In the end, the one, inevitable, heartbreaking forgetting occurs. Yet, as Daniel insists this is not the end, but rather one more change that will take place in the relationship between him and his father. Once more, Daniel will choose to continue to love his Father, even if only all that he has left is the physical shell.
Early on in the play, the dad makes a request to go to church, even though he has rejected the church many years previously. Daniel then makes a comment about the Anglican Church, which I can’t recall exactly, but refers to it as being about the Queen, sandwiches and the proper cup of tea, or words to that effect, and having drifted off into oblivion. As an Anglican priest, I have come across that mentality in the Anglican church more than I care to imagine, and would admit that I hope that such a Church does indeed vanish in that ultimately it is no church at all.
At times throughout the play, vestiges of the dad’s faith pop up here and there. In the end though, we see in Daniel, the love that is missing from the church that he has described. Daniel demonstrates the self-giving love that is meant to be at the heart of the Christian life.

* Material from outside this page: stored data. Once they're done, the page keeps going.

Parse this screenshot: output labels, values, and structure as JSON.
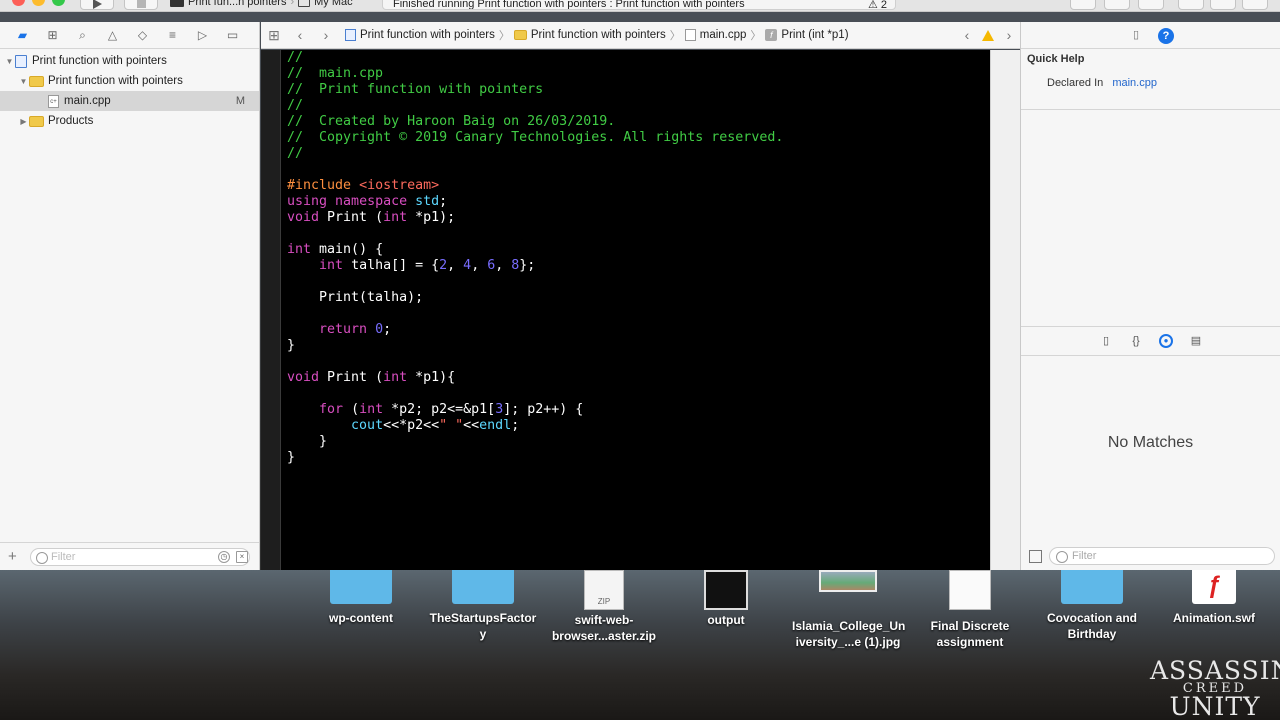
{
  "toolbar": {
    "scheme": "Print fun...n pointers",
    "destination": "My Mac",
    "activity_status": "Finished running Print function with pointers : Print function with pointers",
    "warning_count": "2"
  },
  "navigator": {
    "project": "Print function with pointers",
    "group": "Print function with pointers",
    "file": "main.cpp",
    "file_badge": "M",
    "products": "Products",
    "filter_placeholder": "Filter"
  },
  "jumpbar": {
    "crumbs": [
      "Print function with pointers",
      "Print function with pointers",
      "main.cpp",
      "Print (int *p1)"
    ]
  },
  "code": {
    "language": "C++",
    "lines": [
      "//",
      "//  main.cpp",
      "//  Print function with pointers",
      "//",
      "//  Created by Haroon Baig on 26/03/2019.",
      "//  Copyright © 2019 Canary Technologies. All rights reserved.",
      "//",
      "",
      "#include <iostream>",
      "using namespace std;",
      "void Print (int *p1);",
      "",
      "int main() {",
      "    int talha[] = {2, 4, 6, 8};",
      "",
      "    Print(talha);",
      "",
      "    return 0;",
      "}",
      "",
      "void Print (int *p1){",
      "",
      "    for (int *p2; p2<=&p1[3]; p2++) {",
      "        cout<<*p2<<\" \"<<endl;",
      "    }",
      "}"
    ]
  },
  "inspector": {
    "title": "Quick Help",
    "declared_in_label": "Declared In",
    "declared_in_value": "main.cpp",
    "no_matches": "No Matches",
    "filter_placeholder": "Filter"
  },
  "desktop": {
    "items": [
      {
        "label_1": "wp-content",
        "label_2": "",
        "kind": "folder"
      },
      {
        "label_1": "TheStartupsFactor",
        "label_2": "y",
        "kind": "folder"
      },
      {
        "label_1": "swift-web-",
        "label_2": "browser...aster.zip",
        "kind": "zip",
        "thumb_text": "ZIP"
      },
      {
        "label_1": "output",
        "label_2": "",
        "kind": "video"
      },
      {
        "label_1": "Islamia_College_Un",
        "label_2": "iversity_...e (1).jpg",
        "kind": "photo"
      },
      {
        "label_1": "Final Discrete",
        "label_2": "assignment",
        "kind": "document"
      },
      {
        "label_1": "Covocation and",
        "label_2": "Birthday",
        "kind": "folder"
      },
      {
        "label_1": "Animation.swf",
        "label_2": "",
        "kind": "swf"
      }
    ],
    "wallpaper_text_1": "ASSASSIN",
    "wallpaper_text_2": "CREED",
    "wallpaper_text_3": "UNITY"
  },
  "colors": {
    "comment": "#41cc45",
    "keyword": "#d84ec0",
    "preprocessor": "#fd8f3f",
    "string": "#fc6a5d",
    "number": "#786dff",
    "type": "#5dd8ff",
    "editor_bg": "#000000",
    "accent": "#1a73e8"
  }
}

I’m not claiming that this is Brown’s intent in writing the play, but there is a clear movement in that direction, ie self-giving love, on the part of Daniel throughout. It starts with Daniel’s increased efforts to care for his father’s physical needs, and end with Daniel being the one who retains and carries on his father’s memories.
I found this play spoke to me in a way that others haven’t in that it is less than three years since I lost my dad, who, although he didn’t deal with Alzheimers went through much of the degeneration shown in the play. As well, the Asper theatre was formerly the Salvation Army Winnipeg Citadel, where I spent my high school and university years, and in which many of my involvements also involved time spent with my dad.
As the earlier reference to the swearing indicates, this play comes with a language warning. It should also come with an emotions warning. If you come to see this show, and I highly recommend that you do, come prepared to be moved and maybe even heartbroken by what you see.
The show is performed at Venue #13 -U of W Asper Centre for Theatre and Film 400 Colony St. – Enter from Balmoral St.